Lord Freud and the work and pensions secretary, Iain Duncan Smith, faced critical questioning during a select committee hearing on Monday about potential hiccups in the development of universal credit, which will replace six benefits, including jobseeker's allowance and housing benefit, with one streamlined benefit.

During a two-and-a-half-hour session, MPs on the work and pensions select committee went through the growing list of concerns about the system, which will be piloted from next April and rolled out in October 2013.

It emerged during questioning that programmers building the £2bn IT system have yet to test the vital "bridge" that will link data from HMRC with information from the Department of Work and Pensions.

But Lord Freud was adamant the system would be ready on time. "We're testing that bridge, the mechanics of the bridge with dummy data, and we will be getting live feeds for our trial in April," he said. Asked if he had a Plan B in case of the bridge not working, Lord Freud said: "Our Plan B? It looks as if the system is very robust. We have a comfort level on this."

He said employers required to supply monthly payroll updates to the HMRC would not find this difficult. "You do the payroll and you press one extra button to HMRC. It's literally one extra button you have to press," he said.

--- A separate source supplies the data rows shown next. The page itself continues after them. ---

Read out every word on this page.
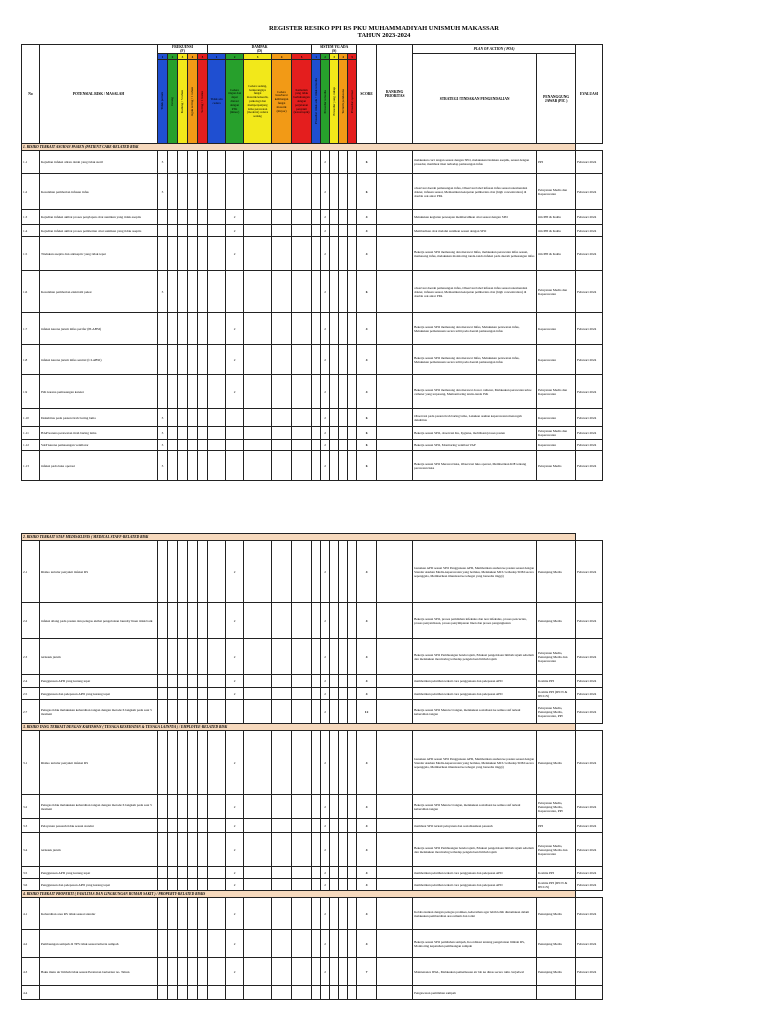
REGISTER RESIKO PPI RS PKU MUHAMMADIYAH UNISMUH MAKASSAR
TAHUN 2023-2024
No	POTENSIAL RISK / MASALAH	FREKUENSI
(F)					DAMPAK
(D)					SISTEM YG ADA
(S)					SCORE	RANKING PRIORITAS	PLAN OF ACTION ( POA)		EVALUASI
		1	2	3	4	5	1	2	3	4	5	1	2	3	4	5			STRATEGI /TINDAKAN PENGENDALIAN	PENANGGUNG JAWAB (PIC )	
		Tidak pernah	Jarang	Kadang / 5 tahun	Agak sering / 1 tahun	Sering / 1 bulan	Tidak ada cedera	Cedera ringan dan dapat diatasi dengan P3K (minor)	Cedera sedang, berkurangnya fungsi motorik/sensorik, psikologi dan memperpanjang lama perawatan (moderat) cedera sedang	Cedera luas/berat kehilangan fungsi motorik (mayor)	Kematian yang tidak berhubungan dengan perjalanan penyakit (katastropik)	Prosedur tidak ada / tidak tersedia	Prosedur tersedia	Prosedur yang cukup	Terlatih pelaksana	Prosedur optimal					
1. RISIKO TERKAIT ASUHAN PASIEN (PATIENT CARE-RELATED RISK																					
1.1	Kejadian infeksi aliran darah yang tidak steril	3											2				6		melakukan cuci tangan sesuai dengan SPO, melakukan tindakan aseptik, sesuai dengan prosedur, membuat tiket terhadap pemasangan infus	PPI	Februari 2024
1.2	Kesalahan pemberian infusan infus	3											2				6		observasi daerah pemasangan infus, Observasi label infusan infus sesuai rekomendasi dokter, infusan sesuai, Memastikan ketepatan pemberian obat (high concentration) di double cek antar PPA	Pelayanan Medis dan Keperawatan	Februari 2024
1.3	Kejadian infeksi akibat proses penyiapan obat suntikan yang tidak aseptis							2					2				4		Melakukan kegiatan peresapan membersihkan obat sesuai dengan SPO	tim PPI & KaRu	Februari 2024
1.4	Kejadian infeksi akibat proses pemberian obat suntikan yang tidak aseptis							2					2				4		Memberikan obat melalui suntikan sesuai dengan SPO	tim PPI & KaRu	Februari 2024
1.5	Tindakan aseptis dan antiseptic yang tidak tepat							2					2				4		Bekerja sesuai SPO memasang dan merawat Infus, melakukan perawatan infus sesuai, memasang infus, melakukan monitoring tanda-tanda infeksi pada daerah pemasangan infus	tim PPI & KaRu	Februari 2024
1.6	Kesalahan pemberian elektrolit pekat	3											2				6		observasi daerah pemasangan infus, Observasi label infusan infus sesuai rekomendasi dokter, infusan sesuai, Memastikan ketepatan pemberian obat (high concentration) di double cek antar PPA	Pelayanan Medis dan Keperawatan	Februari 2024
1.7	infeksi karena jarum infus perifer (PLABSI)							2					2				4		Bekerja sesuai SPO memasang dan merawat Infus, Melakukan perawatan infus, Melakukan pemantauan secara teliti pada daerah pemasangan infus	Keperawatan	Februari 2024
1.8	infeksi karena jarum infus sentral (CLABSI)							2					2				4		Bekerja sesuai SPO memasang dan merawat Infus, Melakukan perawatan infus, Melakukan pemantauan secara teliti pada daerah pemasangan infus	Keperawatan	Februari 2024
1.9	ISK karena pemasangan kateter							2					2				4		Bekerja sesuai SPO memasang dan merawat dower catheter, Melakukan perawatan urine catheter yang terpasang, Memonitoring tanda-tanda ISK	Pelayanan Medis dan Keperawatan	Februari 2024
1.10	Dekubitus pada pasien tirah baring lama	3											2				6		Observasi pada pasien tirah baring lama, Lakukan asuhan keperawatan mencegah dekubitus	Keperawatan	Februari 2024
1.11	HAP karena perawatan tirah baring lama	3											2				6		Bekerja sesuai SPO, observasi Ku, hygiene, mobilisasi/proses pasien	Pelayanan Medis dan Keperawatan	Februari 2024
1.12	VAP karena pemasangan ventilator	3											2				6		Bekerja sesuai SPO, Monitoring ventilasi VAP	Keperawatan	Februari 2024
1.13	infeksi pada luka operasi	3											2				6		Bekerja sesuai SPO Merawat luka, Observasi luka operasi, Memberikan KIE tentang perawatan luka	Pelayanan Medis	Februari 2024

2. RISIKO TERKAIT STAF MEDIS/KLINIS ( MEDICAL STAFF-RELATED RISK																					
2.1	Risiko tertular penyakit infeksi RS							2					2				4		Gunakan APD sesuai SPO Penggunaan APD, Memberikan asuhan ke pasien sesuai dengan Standar Asuhan Medis-keperawatan yang berlaku, Melakukan MCU terhadap SDM secara sepenggala, Memberikan imunisasi ke tehagai yang bersedia tinggi)	Penunjang Medis	Februari 2024
2.2	infeksi silang pada pasien dan petugas akibat pengelolaan laundry linen tidak baik							2					2				4		Bekerja sesuai SPO, proses pemilahan infeksius dan non infeksius, proses pencucian, proses penyetrikaan, proses penyimpanan linen dan proses pengangkutan	Penunjang Medis	Februari 2024
2.3	tertusuk jarum							2					2				4		Bekerja sesuai SPO Pembuangan benda tajam, Edukasi pengelolaan limbah tajam sebelum dan melakukan monitoring terhadap pengelolaan limbah tajam	Pelayanan Medis, Penunjang Medis dan Keperawatan	Februari 2024
2.4	Penggunaan APD yang kurang tepat							2					2				4		memberikan pelatihan terkait cara penggunaan dan pelepasan APD	Komite PPI	Februari 2024
2.5	Penggunaan dan pelepasan APD yang kurang tepat							2					2				4		memberikan pelatihan terkait cara penggunaan dan pelepasan APD	Komite PPI (IPCN & IPCLN)	Februari 2024
2.7	Petugas tidak melakukan kebersihan tangan dengan metode 6 langkah pada saat 5 moment												2				12		Bekerja sesuai SPO Mencuci tangan, melakukan sosialisasi ke semua staf terkait kebersihan tangan	Pelayanan Medis, Penunjang Medis, Keperawatan, PPI	Februari 2024
3. RISIKO YANG TERKAIT DENGAN KARYAWAN ( TENAGA KESEHATAN & TENAGA LAINNYA ) / EMPLOYEE-RELATED RISK																					
3.1	Risiko tertular penyakit infeksi RS							2					2				4		Gunakan APD sesuai SPO Penggunaan APD, Memberikan asuhan ke pasien sesuai dengan Standar Asuhan Medis-keperawatan yang berlaku, Melakukan MCU terhadap SDM secara sepenggala, Memberikan imunisasi ke tehagai yang bersedia tinggi)	Penunjang Medis	Februari 2024
3.2	Petugas tidak melakukan kebersihan tangan dengan metode 6 langkah pada saat 5 moment							2					2				4		Bekerja sesuai SPO Mencuci tangan, melakukan sosialisasi ke semua staf terkait kebersihan tangan	Pelayanan Medis, Penunjang Medis, Keperawatan, PPI	Februari 2024
3.3	Pelayanan pasasuh tidak sesuai standar							2					2				4		membuat SPO terkait pelayanan dan sosialisasikan pasasuh	PPI	Februari 2024
3.4	tertusuk jarum							2					2				4		Bekerja sesuai SPO Pembuangan benda tajam, Edukasi pengelolaan limbah tajam sebelum dan melakukan monitoring terhadap pengelolaan limbah tajam	Pelayanan Medis, Penunjang Medis dan Keperawatan	Februari 2024
3.5	Penggunaan APD yang kurang tepat							2					2				4		memberikan pelatihan terkait cara penggunaan dan pelepasan APD	Komite PPI	Februari 2024
3.6	Penggunaan dan pelepasan APD yang kurang tepat							2					2				4		memberikan pelatihan terkait cara penggunaan dan pelepasan APD	Komite PPI (IPCN & IPCLN)	Februari 2024
4. RISIKO TERKAIT PROPERTI ( FASILITAS DAN LINGKUNGAN RUMAH SAKIT ) / PROPERTY-RELATED RISKS																					
4.1	Kebersihan area RS tidak sesuai standar							2					2				4		Kolaborasikan dengan petugas promkes, kebersihan agar lebih lebih diutamakan dalam melakukan pembersihan area umum dan toilet	Penunjang Medis	Februari 2024
4.2	Pembuangan sampah di TPS tidak sesuai kriteria sampah							2					2				4		Bekerja sesuai SPO pemilahan sampah, Koordinasi tentang pengelolaan limbah RS, Monitoring kepatuhan pembuangan sampah	Penunjang Medis	Februari 2024
4.3	Baku mutu air limbah tidak sesuai Peraturan Gubernur no. Tahun							2					2				7		Maintenance IPAL, Melakukan pemeriksaan air lab ke dinas secara rutin /terjadwal	Penunjang Medis	Februari 2024
4.4																			Pengawasan pemilahan sampah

Questioning revealed there were still key areas of policy that remained undecided, such as how free school meal payments and council tax benefit payments would be integrated into the universal credit payments. This is vital to ensure claimants don't lose out when they begin work.

Ministers said they were continuing to process feedback from charities and thinktanks that have published reports over the past few months, detailing a range of serious concerns.

"This is a huge endeavour, rebuilding the benefits system," Lord Freud said. "We do not have a monopoly on getting this right. We must have feedback from people."

The committee's chair, Dame Anne Begg, asked how the changes would affect disabled people and their families, highlighting unease about the ending of the disability premium. Lord Freud argued that universal credit would be "liberating" for disabled people because they would no longer be "stuck on benefits".

"I think you've got a rather naive view of how disabled people live their lives. These are people with quite high needs. There are families who will lose out with the removal of disability premiums," Begg said.

Ministers also offered asurances that the benefits cap, which will begin with the introduction of universal credit, would not make some families homeless.

"How can you guarantee that no one will be made homeless?" Labour MP Glenda Jackson asked.

"I see no reason why they will be made homeless," said Duncan Smith, citing the £190m fund for discretionary payments to prevent this.

Committee members outlined scepticism over the government's drive to get claimants to file claims online. Duncan Smith was asked whether a target of 50% claims made online when the benefit is launched was realistic, given that less than 20% of jobseeker's online claims were made online.

He said it was realistic and stressed there would be more computers installed in jobcentres so those without internet access at home would be able to make claims online by coming into the office. He argued it was a positive opportunity to get people "back into the 21st century, online" to improve their digital skills, which would ultimately make them more employable.

Lord Freud revealed his futuristic vision of how people could soon claim benefits, suggesting ultimately claimants might take advantage of the development of internet eye-glasses by Google – which allows users to surf the internet on the lens of a pair of glasses, using eye movement to navigate the web and make benefits claims.

He said the system by which online claims were made would be developed over the four years the new system would take to be introduced. "Eventually it could be on a phone," he said, adding that in the light of Google's work, he saw this as a "system that can be developed into the future".